Title: A night of Prokofiev
Author: Robert Johnson
Date: May 08, 2009
NEW YORK-- American Ballet Theatre's latest programming gimmick is a mixed bill dedicated to the music of a famous Russian ballet composer. The company produced a fascinating Stravinsky evening in 2006, and a stimulating program of four Tchaikovsky ballets returned this season.
Now ABT has turned to Sergei Prokofiev, and fortunately this composer's reputation seems robust enough to withstand the deadly "All-Prokofiev Celebration" that ABT released like a plague into the Metropolitan Opera House, on Monday. With Alexei Ratmansky's inept staging of "On the Dnieper," and James Kudelka's leg-clutching "Desir" on the loose, this program is enough like the swine flu to make viewers squeal.
The evening isn't a total loss. It opens with George Balanchine's "Prodigal Son," and Herman Cornejo, making his debut in the title role, gives a performance of wondrous dramatic clarity, stirring compassion for the lad who yearns for freedom but is undone when he falls into a nest of thieves.
Ironically, Prokofiev didn't care much for ballet. According to his biographer, Harlow Robinson, he hoped to be remembered for his operas. Yet today Prokofiev's reputation as a theatrical composer rests on the success of "Prodigal," the final masterpiece created for Diaghilev's Ballets Russes in 1929, and on his "Romeo and Juliet" and "Cinderella." Prokofiev wrote more ballet music, but as the ABT program makes clear, nothing can be achieved in this line without a great choreographer to interpret it.

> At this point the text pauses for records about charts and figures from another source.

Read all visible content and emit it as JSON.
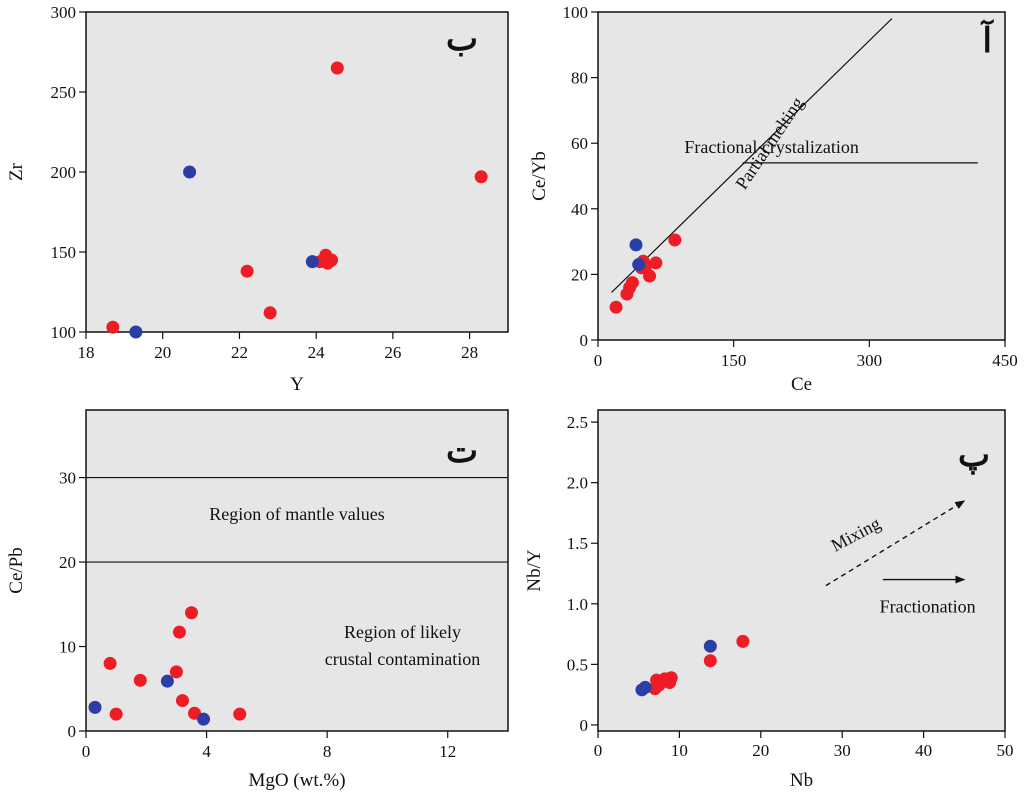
{
  "colors": {
    "panel_bg": "#e6e6e6",
    "series_red": "#ee1c24",
    "series_blue": "#2b3ea8",
    "line": "#111111"
  },
  "chart_data": [
    {
      "id": "ba",
      "type": "scatter",
      "panel_letter": "ب",
      "xlabel": "Y",
      "ylabel": "Zr",
      "xlim": [
        18,
        29
      ],
      "ylim": [
        100,
        300
      ],
      "xticks": [
        18,
        20,
        22,
        24,
        26,
        28
      ],
      "yticks": [
        100,
        150,
        200,
        250,
        300
      ],
      "series": [
        {
          "color": "red",
          "points": [
            [
              18.7,
              103
            ],
            [
              22.2,
              138
            ],
            [
              22.8,
              112
            ],
            [
              24.1,
              144
            ],
            [
              24.25,
              148
            ],
            [
              24.3,
              143
            ],
            [
              24.4,
              145
            ],
            [
              24.55,
              265
            ],
            [
              28.3,
              197
            ]
          ]
        },
        {
          "color": "blue",
          "points": [
            [
              19.3,
              100
            ],
            [
              20.7,
              200
            ],
            [
              23.9,
              144
            ]
          ]
        }
      ],
      "lines": [],
      "annotations": []
    },
    {
      "id": "alef",
      "type": "scatter",
      "panel_letter": "آ",
      "xlabel": "Ce",
      "ylabel": "Ce/Yb",
      "xlim": [
        0,
        450
      ],
      "ylim": [
        0,
        100
      ],
      "xticks": [
        0,
        150,
        300,
        450
      ],
      "yticks": [
        0,
        20,
        40,
        60,
        80,
        100
      ],
      "series": [
        {
          "color": "red",
          "points": [
            [
              20,
              10
            ],
            [
              32,
              14
            ],
            [
              35,
              16
            ],
            [
              38,
              17.5
            ],
            [
              48,
              22
            ],
            [
              50,
              24
            ],
            [
              52,
              22
            ],
            [
              57,
              19.5
            ],
            [
              64,
              23.5
            ],
            [
              85,
              30.5
            ]
          ]
        },
        {
          "color": "blue",
          "points": [
            [
              42,
              29
            ],
            [
              45,
              23
            ]
          ]
        }
      ],
      "lines": [
        {
          "x": [
            15,
            325
          ],
          "y": [
            14.5,
            98
          ]
        },
        {
          "x": [
            160,
            420
          ],
          "y": [
            54,
            54
          ]
        }
      ],
      "annotations": [
        {
          "text": "Partial melting",
          "x": 195,
          "y": 59,
          "rotate": -56
        },
        {
          "text": "Fractional crystalization",
          "x": 192,
          "y": 57
        }
      ]
    },
    {
      "id": "te",
      "type": "scatter",
      "panel_letter": "ت",
      "xlabel": "MgO (wt.%)",
      "ylabel": "Ce/Pb",
      "xlim": [
        0,
        14
      ],
      "ylim": [
        0,
        38
      ],
      "xticks": [
        0,
        4,
        8,
        12
      ],
      "yticks": [
        0,
        10,
        20,
        30
      ],
      "series": [
        {
          "color": "red",
          "points": [
            [
              0.8,
              8
            ],
            [
              1.0,
              2
            ],
            [
              1.8,
              6
            ],
            [
              3.0,
              7
            ],
            [
              3.1,
              11.7
            ],
            [
              3.2,
              3.6
            ],
            [
              3.5,
              14
            ],
            [
              3.6,
              2.1
            ],
            [
              5.1,
              2
            ]
          ]
        },
        {
          "color": "blue",
          "points": [
            [
              0.3,
              2.8
            ],
            [
              2.7,
              5.9
            ],
            [
              3.9,
              1.4
            ]
          ]
        }
      ],
      "lines": [
        {
          "x": [
            0,
            14
          ],
          "y": [
            30,
            30
          ]
        },
        {
          "x": [
            0,
            14
          ],
          "y": [
            20,
            20
          ]
        }
      ],
      "annotations": [
        {
          "text": "Region of mantle values",
          "x": 7,
          "y": 25
        },
        {
          "text": "Region of likely",
          "x": 10.5,
          "y": 11
        },
        {
          "text": "crustal contamination",
          "x": 10.5,
          "y": 7.8
        }
      ]
    },
    {
      "id": "pe",
      "type": "scatter",
      "panel_letter": "پ",
      "xlabel": "Nb",
      "ylabel": "Nb/Y",
      "xlim": [
        0,
        50
      ],
      "ylim": [
        -0.05,
        2.6
      ],
      "xticks": [
        0,
        10,
        20,
        30,
        40,
        50
      ],
      "yticks": [
        "0",
        "0.5",
        "1.0",
        "1.5",
        "2.0",
        "2.5"
      ],
      "series": [
        {
          "color": "red",
          "points": [
            [
              7,
              0.3
            ],
            [
              7.2,
              0.37
            ],
            [
              7.5,
              0.33
            ],
            [
              8.2,
              0.38
            ],
            [
              8.8,
              0.35
            ],
            [
              9,
              0.39
            ],
            [
              13.8,
              0.53
            ],
            [
              17.8,
              0.69
            ]
          ]
        },
        {
          "color": "blue",
          "points": [
            [
              5.4,
              0.29
            ],
            [
              5.8,
              0.31
            ],
            [
              13.8,
              0.65
            ]
          ]
        }
      ],
      "lines": [],
      "arrows": [
        {
          "x": [
            28,
            45
          ],
          "y": [
            1.15,
            1.85
          ],
          "dashed": true
        },
        {
          "x": [
            35,
            45
          ],
          "y": [
            1.2,
            1.2
          ],
          "dashed": false
        }
      ],
      "annotations": [
        {
          "text": "Mixing",
          "x": 32,
          "y": 1.53,
          "rotate": -28
        },
        {
          "text": "Fractionation",
          "x": 40.5,
          "y": 0.93
        }
      ]
    }
  ]
}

Ratmansky is not a great choreographer -- far from it -- despite the fawning that accompanied his appointment last year as ABT's first "artist in residence." Unlike his compatriot, Boris Eifman, whose "Onegin" sums up the tragedy of contemporary Russia while linking it to historic themes, Ratmansky's work is conceptually empty. In contrast with "Prodigal Son," in which each gesture and group leaves a searing impression, "On the Dnieper" lacks arresting images. Its movement invention is as drab as the gray fences in the little Russian village which designer Simon Pastukh has set in a nearly monochromatic spring landscape.
Dancers haul flowering trees and fences around, but although the scene shifts, the most remarkable alteration in the characters' circumstances seems to take place during a single afternoon. Sergei, a soldier (Marcelo Gomes), returns home, and before he has even removed his boots he has lost interest in his old girlfriend, Natalia (Veronika Part) and has upset the wedding plans of Olga (Paloma Herrera) and Olga's fiance (David Hallberg), not to mention upsetting all their parents.
Reunions, life-altering decisions and a betrothal ceremony are all crammed together senselessly with no one displaying a moment's hesitation. Fortunately two peasant lads are on hand to catch Sergei's mother when she faints. The choreographer has stationed them expectantly behind her, a laughable detail that betrays Ratmansky's cluelessness. The lovers' clucking, vodka-swilling parents wouldn't be in the piece at all, if it didn't have a void that desperately needed filling.
Reviving a little-known Prokofiev ballet score still seems like a good idea. His music for "Chout," "Le Pas d'Acier," and even "Ala and Lolli" are fair game. It will take a genuine choreographic talent, however, to bring these ballets to life.